- Usage and options
- Manage certificates
- Renew certificates
Let’s Encrypt enables you to request and setup certificates automatically on your load balancer setup.
The implementation is not a stock part of our load balancer setups. We add this feature on request. Please send a request to email@example.com if you are interested.
Let’s Encrypt supports up to 100 (sub)domains per certificate. There is no limitation regarding the amount of certificates.
Wildcard certificates from Let’s Encrypt are not supported.
Let’s Encrypt will to verify the (sub)domain you want to create a certificate for, therefore an A- or CNAME- record for the (sub)domain is required to point to the
failover address of the load balancer. If you are unsure about this please contact firstname.lastname@example.org.
The Let’s Encrypt implementation can only be used on the primary load balancer. There is an automated sync to the secondary (standby) load balancer. The usage on the secondary load balancer is not possible.
You have access to the following options, the help can always be shown by executing
nine-manage-letsencrypt register <email> nine-manage-letsencrypt certificate list nine-manage-letsencrypt certificate create <domain> nine-manage-letsencrypt certificate remove <domain> nine-manage-letsencrypt certificate renew-expiring nine-manage-letsencrypt alias add <alias> <domain> nine-manage-letsencrypt alias remove <alias> <domain>
To request Let’s Encrypt certificates you need to register at the Let’s Encrypt API. You need to provide a valid email address here.
This email address will be used to send notifications when there is a problem with renewing a certificate. You therefore should use an email address that is used and fetched on a regular basis.
The registration can be done via command line:
www-data@nine-lb01:~ $ sudo nine-manage-letsencrypt register email@example.com
www-data@nine-lb01:~ $ sudo nine-manage-letsencrypt certificate list
www-data@nine-lb01:~ $ sudo nine-manage-letsencrypt certificate create lb.nine.ch
The deletion of a certificate removes the vhost and revokes the certificate at Let’s Encrypt.
www-data@nine-lb01:~ $ sudo nine-manage-letsencrypt certificate remove lb.nine.ch
An existing certificate can be expanded by up to 100 (sub)domains or aliases. After adding an alias, a new validation cycle will be triggered and a new certificate will be issued.

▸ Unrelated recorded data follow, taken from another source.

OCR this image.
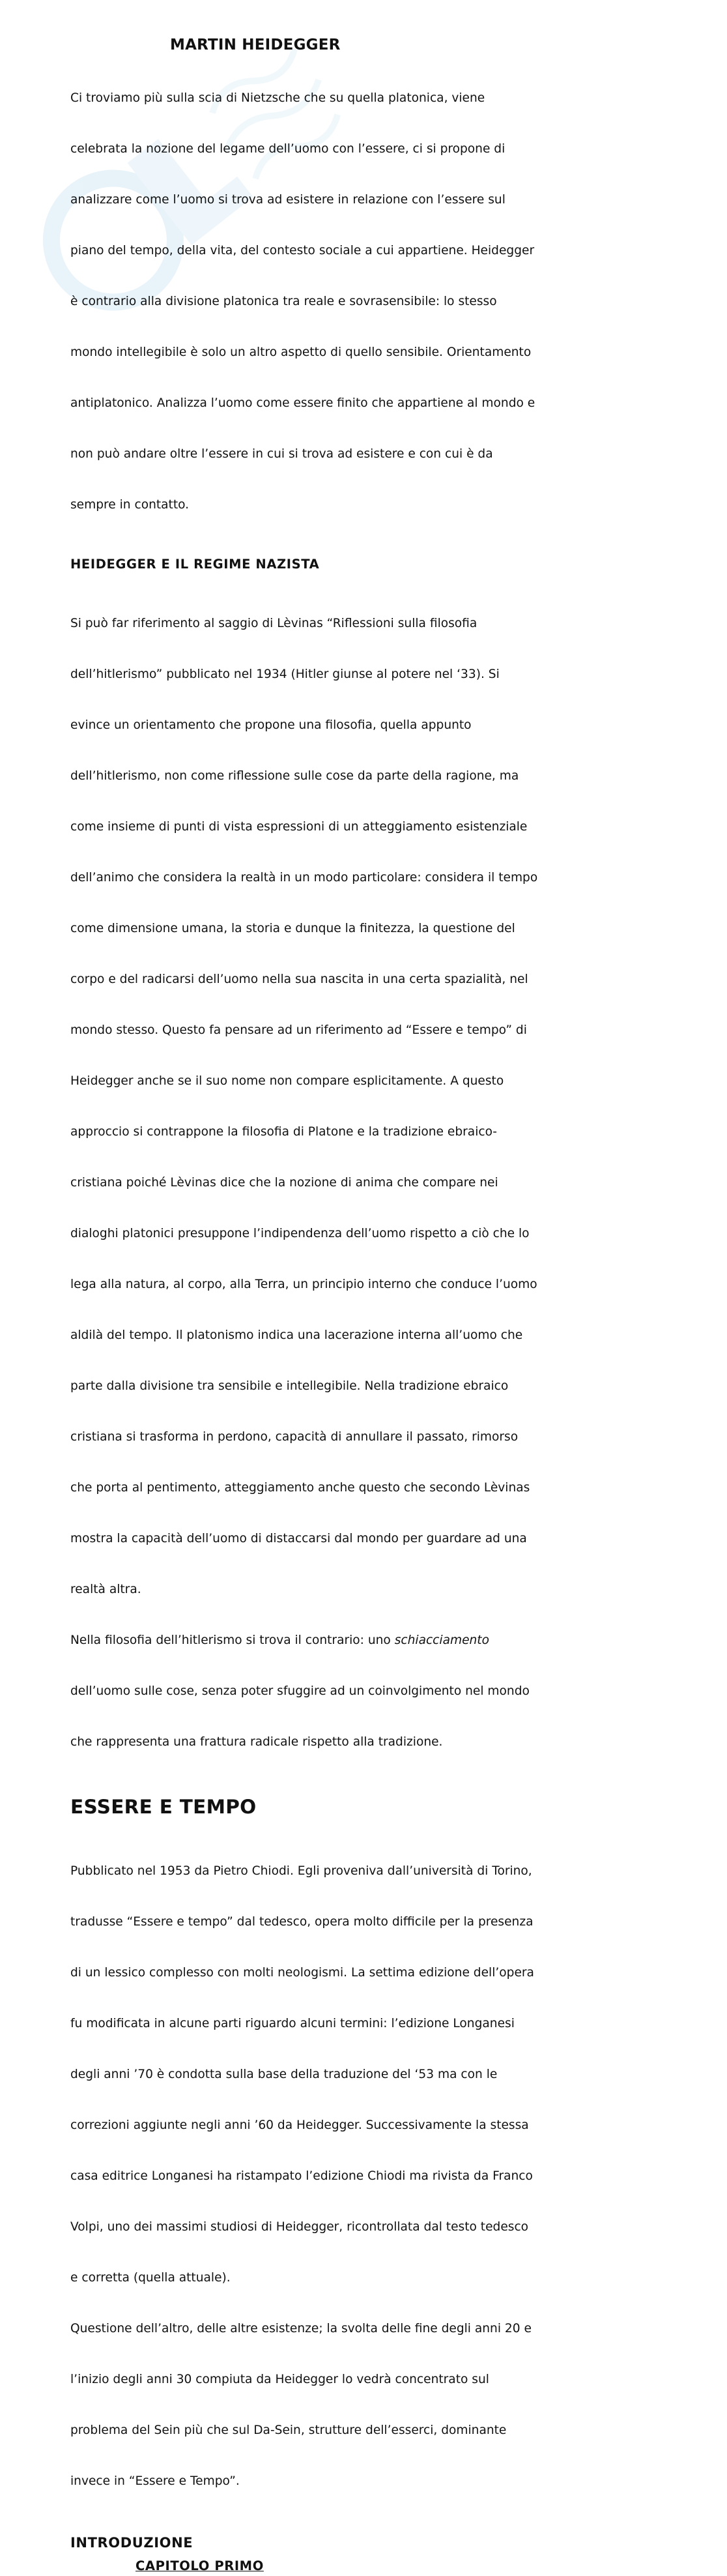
MARTIN HEIDEGGER

Ci troviamo più sulla scia di Nietzsche che su quella platonica, viene

celebrata la nozione del legame dell’uomo con l’essere, ci si propone di

analizzare come l’uomo si trova ad esistere in relazione con l’essere sul

piano del tempo, della vita, del contesto sociale a cui appartiene. Heidegger

è contrario alla divisione platonica tra reale e sovrasensibile: lo stesso

mondo intellegibile è solo un altro aspetto di quello sensibile. Orientamento

antiplatonico. Analizza l’uomo come essere finito che appartiene al mondo e

non può andare oltre l’essere in cui si trova ad esistere e con cui è da

sempre in contatto.

HEIDEGGER E IL REGIME NAZISTA

Si può far riferimento al saggio di Lèvinas “Riflessioni sulla filosofia

dell’hitlerismo” pubblicato nel 1934 (Hitler giunse al potere nel ‘33). Si

evince un orientamento che propone una filosofia, quella appunto

dell’hitlerismo, non come riflessione sulle cose da parte della ragione, ma

come insieme di punti di vista espressioni di un atteggiamento esistenziale

dell’animo che considera la realtà in un modo particolare: considera il tempo

come dimensione umana, la storia e dunque la finitezza, la questione del

corpo e del radicarsi dell’uomo nella sua nascita in una certa spazialità, nel

mondo stesso. Questo fa pensare ad un riferimento ad “Essere e tempo” di

Heidegger anche se il suo nome non compare esplicitamente. A questo

approccio si contrappone la filosofia di Platone e la tradizione ebraico-

cristiana poiché Lèvinas dice che la nozione di anima che compare nei

dialoghi platonici presuppone l’indipendenza dell’uomo rispetto a ciò che lo

lega alla natura, al corpo, alla Terra, un principio interno che conduce l’uomo

aldilà del tempo. Il platonismo indica una lacerazione interna all’uomo che

parte dalla divisione tra sensibile e intellegibile. Nella tradizione ebraico

cristiana si trasforma in perdono, capacità di annullare il passato, rimorso

che porta al pentimento, atteggiamento anche questo che secondo Lèvinas

mostra la capacità dell’uomo di distaccarsi dal mondo per guardare ad una

realtà altra.

Nella filosofia dell’hitlerismo si trova il contrario: uno schiacciamento

dell’uomo sulle cose, senza poter sfuggire ad un coinvolgimento nel mondo

che rappresenta una frattura radicale rispetto alla tradizione.

ESSERE E TEMPO

Pubblicato nel 1953 da Pietro Chiodi. Egli proveniva dall’università di Torino,

tradusse “Essere e tempo” dal tedesco, opera molto difficile per la presenza

di un lessico complesso con molti neologismi. La settima edizione dell’opera

fu modificata in alcune parti riguardo alcuni termini: l’edizione Longanesi

degli anni ’70 è condotta sulla base della traduzione del ‘53 ma con le

correzioni aggiunte negli anni ’60 da Heidegger. Successivamente la stessa

casa editrice Longanesi ha ristampato l’edizione Chiodi ma rivista da Franco

Volpi, uno dei massimi studiosi di Heidegger, ricontrollata dal testo tedesco

e corretta (quella attuale).

Questione dell’altro, delle altre esistenze; la svolta delle fine degli anni 20 e

l’inizio degli anni 30 compiuta da Heidegger lo vedrà concentrato sul

problema del Sein più che sul Da-Sein, strutture dell’esserci, dominante

invece in “Essere e Tempo”.

INTRODUZIONE
CAPITOLO PRIMO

www-data@nine-lb01:~ $ sudo nine-manage-letsencrypt alias add www.nine.ch lb.nine.ch
Remove alias from certificate
You can also remove a formerly created alias. After removal of an alias, there will be a new certificate issued that no longer contains the deleted alias.
www-data@nine-lb01:~ $ sudo nine-manage-letsencrypt alias remove www.nine.ch lb.nine.ch
Let’s Encrypt certificates are valid for 90 days and are automatically renewed 30 days before expiration. If there are errors while renewing expiring certificates, Let’s Encrypt will send you a notification to the registered email address.
The following are the most common reasons that lead to a failing renewal:
- (sub)domain does not point to the
failover addressor there is no A- or CNAME-record
- The request is processed by a CDN (for example Cloudflare or Akamai) or an external load balancer is not forwarding the plain request. Please make sure that requests to
/.well-known/acme-challenge/are forwarded unmodified
The automatic renewal happens once a day. If it is necessary to renew certificates immediately, you can force the renewal by executing
sudo nine-manage-letsencrypt certificate renew-expiring.
Usually, it is not necessary to take care of the renewal by yourself.